The scathing report indicts both the Mohamed Morsi administration and the military-backed government that deposed it for making Egypt an inhospitable environment for journalists.
“The deeply polarised Egyptian press was battered by an array of repressive tactics throughout 2013, from the legal and physical intimidation during the tenure of former President Mohamed Morsi to the widespread censorship by the military-backed government that replaced him,” read the report.
Six journalists were killed in 2013, up from one in 2012 and two in 2011, CPJ reported. In contrast, no journalists were killed in Egypt in the line of duty between 1993 and 2010. The death toll made Egypt the third most dangerous country for journalists in 2013 after Syria and Iraq.
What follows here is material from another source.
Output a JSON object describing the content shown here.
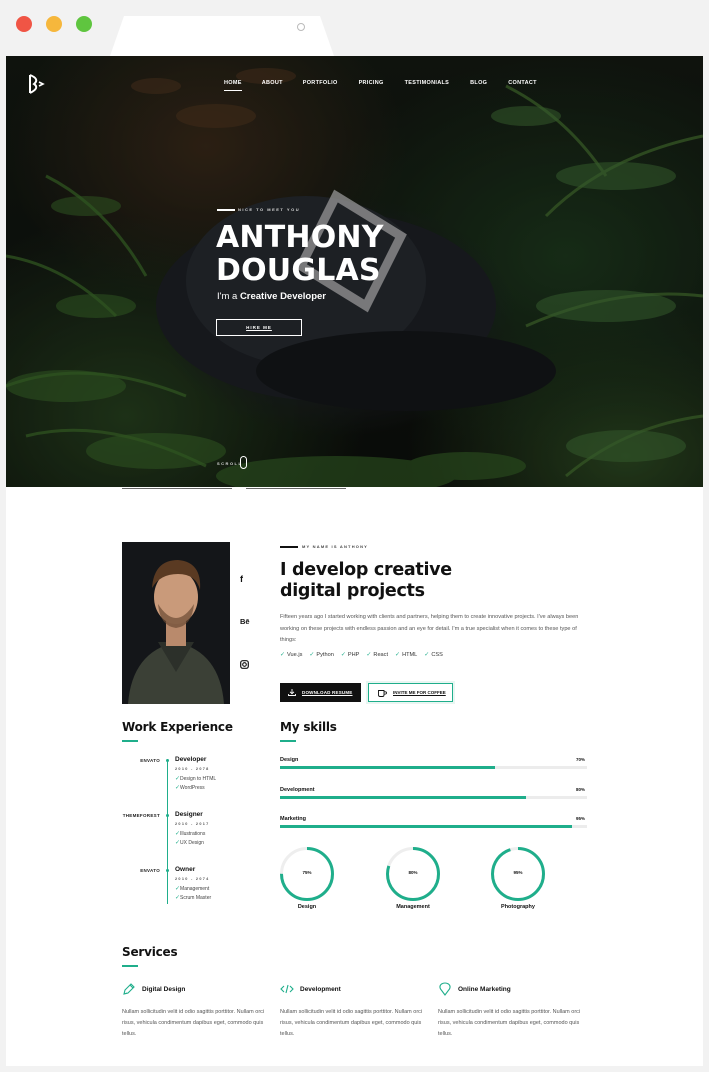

Violations against the press were rampant during the 90 days following Morsi’s 3 July ouster, with 71 reported violations against the press. Of the 71 violations, 32 journalists were detained, 27 were assaulted or otherwise detained, nine offices were raided, and there were three cases of news teams’ equipment being confiscated.
The report also documented more than 600 criminal defamation cases against journalists during Morsi’s tenure, far outpacing the number of similar cases under former president Hosni Mubarak.
“Soon after Morsi took office, Muslim Brotherhood supporters unleashed a wave of criminal complaints against media critics on vague allegations of ‘spreading wrong information,’ ‘disrupting peace,’ ‘insulting the president,’ and ‘insulting religion,’” read the report.
In a separate report released on Tuesday, the CPJ listed Egypt among countries where journalism suffered in the past year.
“Foreign news organisations seen as unsympathetic to the military regime, including CNN and Al Jazeera, were systematically harassed,” the CPJ wrote. “Journalists who deviate from the official narrative are in danger of censorship, arrest, prosecution, or assault. There’s a sense among reporters that while Morsi’s efforts to intimidate the press into silence largely failed, military censorship is starting to take root.”
In 2013, Egypt was one of the top ten jailors of journalists in the world, according to the CPJ census of imprisoned journalists. Since the report was released in December, several other journalists have been detained.
Press freedom in Egypt has come under fire in 2014 as well. Twenty journalists—nine of whom are employed by Al Jazeera – will go on trial on 20 February, facing a litany of charges relating to terrorism and spreading false news. The international community has come out in droves to condemn the charges, which the US State Department described as spurious. The United Nations, the White House, the European Union, the CPJ, and Amnesty International have also weighed in, demanding that the charges be dropped and all detained journalists be released immediately.